L'Eglise orthodoxe a également exhorté les fidèles à « assurer le déroulement pacifique des élections qui doivent être libres et démocratiques afin de conduire le pays vers un avenir meilleur (...) Ces élections sont un test critique pour les institutions démocratiques de notre pays ». Par la voix de Jakup Selimovski, la Communauté religieuse islamique (IVZ) a rappelé qu'il était de la plus haute importance pour les musulmans du pays que ces élections se déroulent dans une atmosphère de paix. L'organisation confessionnelle a déclaré qu'elle essaierait de convaincre les musulmans d'exercer leur droit de vote de façon individuelle plutôt qu'en tant que représentant d'une communauté. « Le vote de communauté n'a pas de raison d'être, une personne ne doit pas voter pour d'autres » a souligné Jakup Selimovski.

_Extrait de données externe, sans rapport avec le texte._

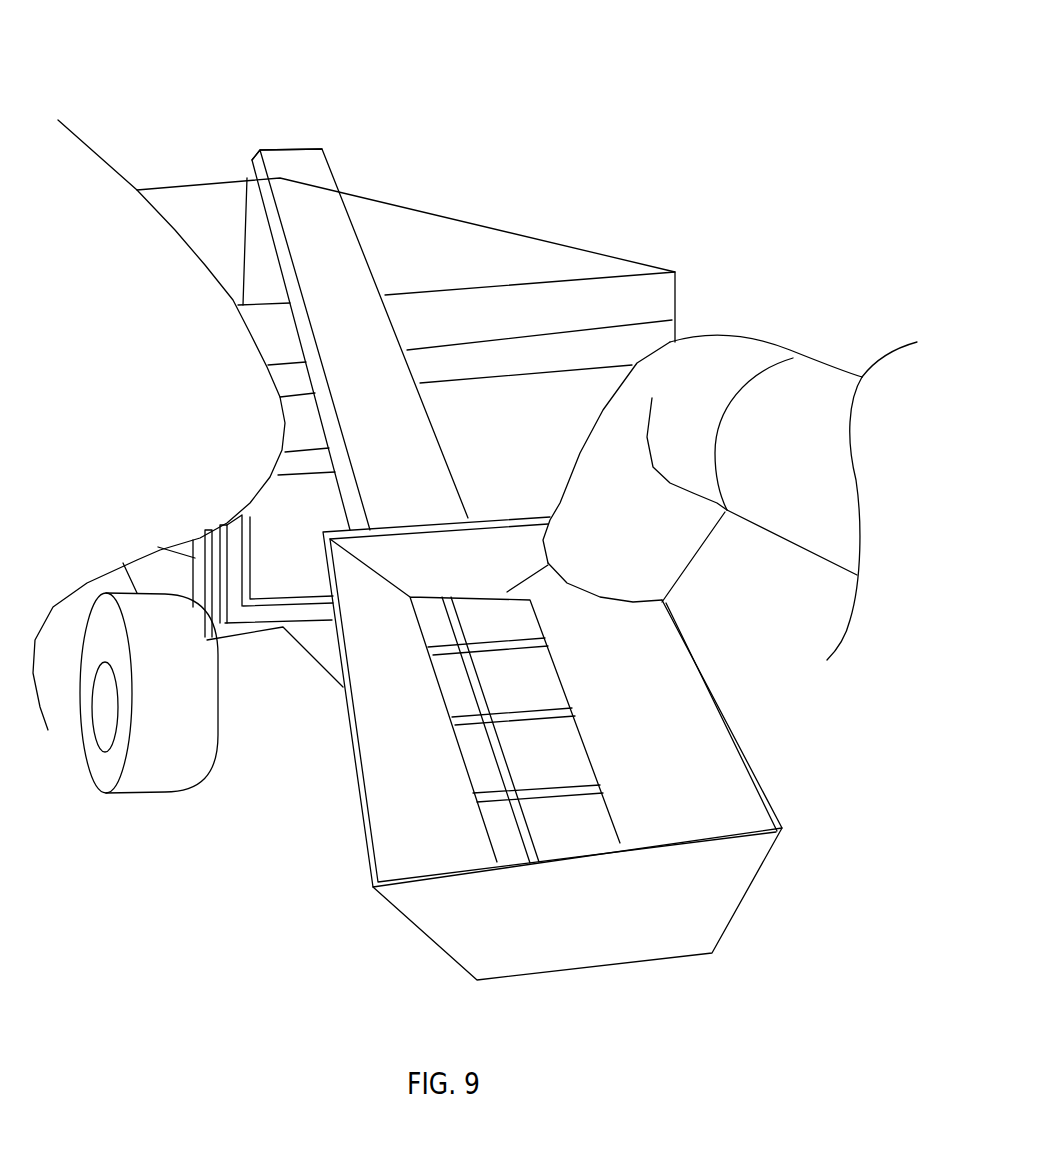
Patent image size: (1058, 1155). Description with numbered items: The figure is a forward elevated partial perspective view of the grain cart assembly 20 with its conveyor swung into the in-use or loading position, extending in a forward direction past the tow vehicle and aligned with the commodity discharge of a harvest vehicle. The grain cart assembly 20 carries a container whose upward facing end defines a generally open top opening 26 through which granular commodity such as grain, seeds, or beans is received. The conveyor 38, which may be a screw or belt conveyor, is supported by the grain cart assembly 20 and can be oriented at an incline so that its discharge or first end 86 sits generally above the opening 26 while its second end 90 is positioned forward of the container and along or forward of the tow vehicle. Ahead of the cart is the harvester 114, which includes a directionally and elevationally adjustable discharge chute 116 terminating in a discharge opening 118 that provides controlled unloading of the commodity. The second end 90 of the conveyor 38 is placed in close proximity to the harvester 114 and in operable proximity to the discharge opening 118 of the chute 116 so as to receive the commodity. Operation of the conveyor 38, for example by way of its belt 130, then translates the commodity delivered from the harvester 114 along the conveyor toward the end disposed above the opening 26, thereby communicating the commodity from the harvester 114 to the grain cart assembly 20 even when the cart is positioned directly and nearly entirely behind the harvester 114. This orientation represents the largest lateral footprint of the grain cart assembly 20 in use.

Selon la dernière enquête d'opinion réalisée par l'Institut pour la démocratie, la solidarité et la citoyenneté, 17,6% des électeurs s'apprêtent à voter en faveur de l'Organisation révolutionnaire-Parti démocratique pour l'unité nationale lors des élections législatives du 5 juillet prochain, contre 13,2% à l'Union sociale-démocrate. Le dernier sondage réalisé par l'International Republican Institute crédite, au contraire, l'Union sociale-démocrate de 18% des intentions de vote, contre 16% à l'Organisation révolutionnaire -Parti démocratique pour l'unité nationale. Les sondages restent donc à prendre avec précaution. « L'électorat est presque divisé de manière égale dans son soutien envers les principaux partis politiques » déclare Natasa Gaber, analyste à l'Institut pour la recherche politique, sociologique et juridique. Cette situation s'explique par les nombreuses scissions ayant eu lieu ces dernières années au sein des deux principales formations politiques et qui ont mené à la création de plusieurs partis tels que le Nouveau Parti social-démocrate, dirigé par Tito Petkovski et l'Organisation révolutionnaire-Parti du peuple, dirigée par Ljubco Georgievski. Ces nouvelles formations devraient perturber l'électorat habituel des deux principales formations de la scène politique lors des élections législatives du 5 juillet prochain. « Ni Tito Petkovski ni Ljubco Georgievski ne sont des débutants en politique. Certains électeurs de l'Union sociale-démocrate et de l'Organisation révolutionnaire -Parti démocratique pour l'unité nationale vont sûrement les rejoindre » affirme Sonja Kramarska, journaliste au quotidien Utrinski Vesnik. « La position confortable traditionnellement occupée par l'Union sociale-démocrate et l'Organisation révolutionnaire -Parti démocratique pour l'unité nationale va être troublée pour la première fois lors des élections législatives du 5 juillet prochain » renchérit Aneta Jovevska, analyste à l'Institut pour la recherche politique, sociologique et juridique.